MAQAO (Modular Assembly Quality Analyzer and Optimizer) is a performance analysis and optimization framework operating at binary level with a focus on core performance. Its main goal of is to guide application developpers along the optimization process through synthetic reports and hints.
MAQAO mixes both dynamic and static analyses based on its ability to reconstruct high level structures such as functions and loops from an application binary.
Since MAQAO operates at binary level, it is agnostic with regard to the language used in the source code and does not require recompiling the application to perform analyses. MAQAO has also been designed to concurrently support multiple architectures. Currently the Intel64 and Xeon Phi architectures are implemented.
The main modules of MAQAO are LProf, a sampling-based lightweight profiler offering results at both function and loop levels, CQA, a static analyser assessing the quality of the code generated by the compiler, and ONE View, a supervising module responsible for invoking the others and aggregating their results.
Other modules, currently in beta version, allow performing value profiling (VProf) and decremental analysis (DECAN).
TAU Performance System® is a portable profiling and tracing toolkit for performance analysis of parallel programs written in Fortran, C, C++, UPC, Java, Python.

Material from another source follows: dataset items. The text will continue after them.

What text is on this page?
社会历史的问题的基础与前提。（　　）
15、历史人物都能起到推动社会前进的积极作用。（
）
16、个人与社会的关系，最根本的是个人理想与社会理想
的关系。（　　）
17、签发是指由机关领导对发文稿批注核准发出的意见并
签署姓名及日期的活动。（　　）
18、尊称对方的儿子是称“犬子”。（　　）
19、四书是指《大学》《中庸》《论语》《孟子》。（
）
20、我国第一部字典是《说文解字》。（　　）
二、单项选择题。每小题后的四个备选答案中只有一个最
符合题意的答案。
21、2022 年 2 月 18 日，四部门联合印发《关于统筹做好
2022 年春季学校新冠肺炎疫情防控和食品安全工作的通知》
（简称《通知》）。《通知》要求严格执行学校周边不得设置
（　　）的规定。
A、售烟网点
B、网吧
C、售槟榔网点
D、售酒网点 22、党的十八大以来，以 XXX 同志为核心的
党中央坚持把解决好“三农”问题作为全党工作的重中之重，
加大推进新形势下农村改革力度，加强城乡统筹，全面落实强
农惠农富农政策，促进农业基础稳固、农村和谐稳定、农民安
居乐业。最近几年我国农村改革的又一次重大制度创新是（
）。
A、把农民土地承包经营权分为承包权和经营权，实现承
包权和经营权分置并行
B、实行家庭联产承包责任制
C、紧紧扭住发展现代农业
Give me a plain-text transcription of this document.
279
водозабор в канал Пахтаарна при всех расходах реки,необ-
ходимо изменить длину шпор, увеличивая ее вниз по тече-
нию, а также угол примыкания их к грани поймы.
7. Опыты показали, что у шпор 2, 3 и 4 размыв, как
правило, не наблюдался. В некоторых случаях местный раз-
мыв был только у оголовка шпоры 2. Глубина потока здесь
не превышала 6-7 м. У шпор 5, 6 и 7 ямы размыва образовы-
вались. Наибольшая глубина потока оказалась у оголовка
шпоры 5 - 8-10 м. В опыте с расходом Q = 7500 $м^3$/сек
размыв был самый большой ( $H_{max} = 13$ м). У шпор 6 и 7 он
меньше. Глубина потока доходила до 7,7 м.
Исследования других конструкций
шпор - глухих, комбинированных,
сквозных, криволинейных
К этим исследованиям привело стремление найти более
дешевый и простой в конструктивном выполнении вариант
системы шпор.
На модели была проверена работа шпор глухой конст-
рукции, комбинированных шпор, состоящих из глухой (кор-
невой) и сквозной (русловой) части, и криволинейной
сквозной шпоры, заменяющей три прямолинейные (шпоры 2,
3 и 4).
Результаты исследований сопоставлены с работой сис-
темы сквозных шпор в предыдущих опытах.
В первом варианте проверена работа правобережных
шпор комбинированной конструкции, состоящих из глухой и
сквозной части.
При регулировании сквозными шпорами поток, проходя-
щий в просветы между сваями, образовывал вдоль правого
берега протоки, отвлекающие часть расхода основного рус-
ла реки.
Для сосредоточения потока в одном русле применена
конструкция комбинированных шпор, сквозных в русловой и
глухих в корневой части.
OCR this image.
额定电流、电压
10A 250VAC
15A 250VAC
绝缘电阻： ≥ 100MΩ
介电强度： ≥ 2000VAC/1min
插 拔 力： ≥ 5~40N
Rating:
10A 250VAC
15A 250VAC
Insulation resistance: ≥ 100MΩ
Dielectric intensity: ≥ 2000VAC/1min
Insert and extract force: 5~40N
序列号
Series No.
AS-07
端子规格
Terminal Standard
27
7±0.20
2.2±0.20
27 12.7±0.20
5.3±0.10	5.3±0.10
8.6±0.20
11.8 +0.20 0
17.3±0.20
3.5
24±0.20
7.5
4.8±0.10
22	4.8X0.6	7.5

TAU (Tuning and Analysis Utilities) is capable of gathering performance information through instrumentation of functions, methods, basic blocks, and statements as well as event-based sampling. All C++ language features are supported including templates and namespaces. The API also provides selection of profiling groups for organizing and controlling instrumentation. The instrumentation can be inserted in the source code using an automatic instrumentor tool based on the Program Database Toolkit (PDT), dynamically using DyninstAPI, at runtime in the Java Virtual Machine, or manually using the instrumentation API.
TAU’s profile visualization tool, paraprof, provides graphical displays of all the performance analysis results, in aggregate and single node/context/thread forms. The user can quickly identify sources of performance bottlenecks in the application using the graphical interface. In addition, TAU can generate event traces that can be displayed with the Vampir, Paraver or JumpShot trace visualization tools.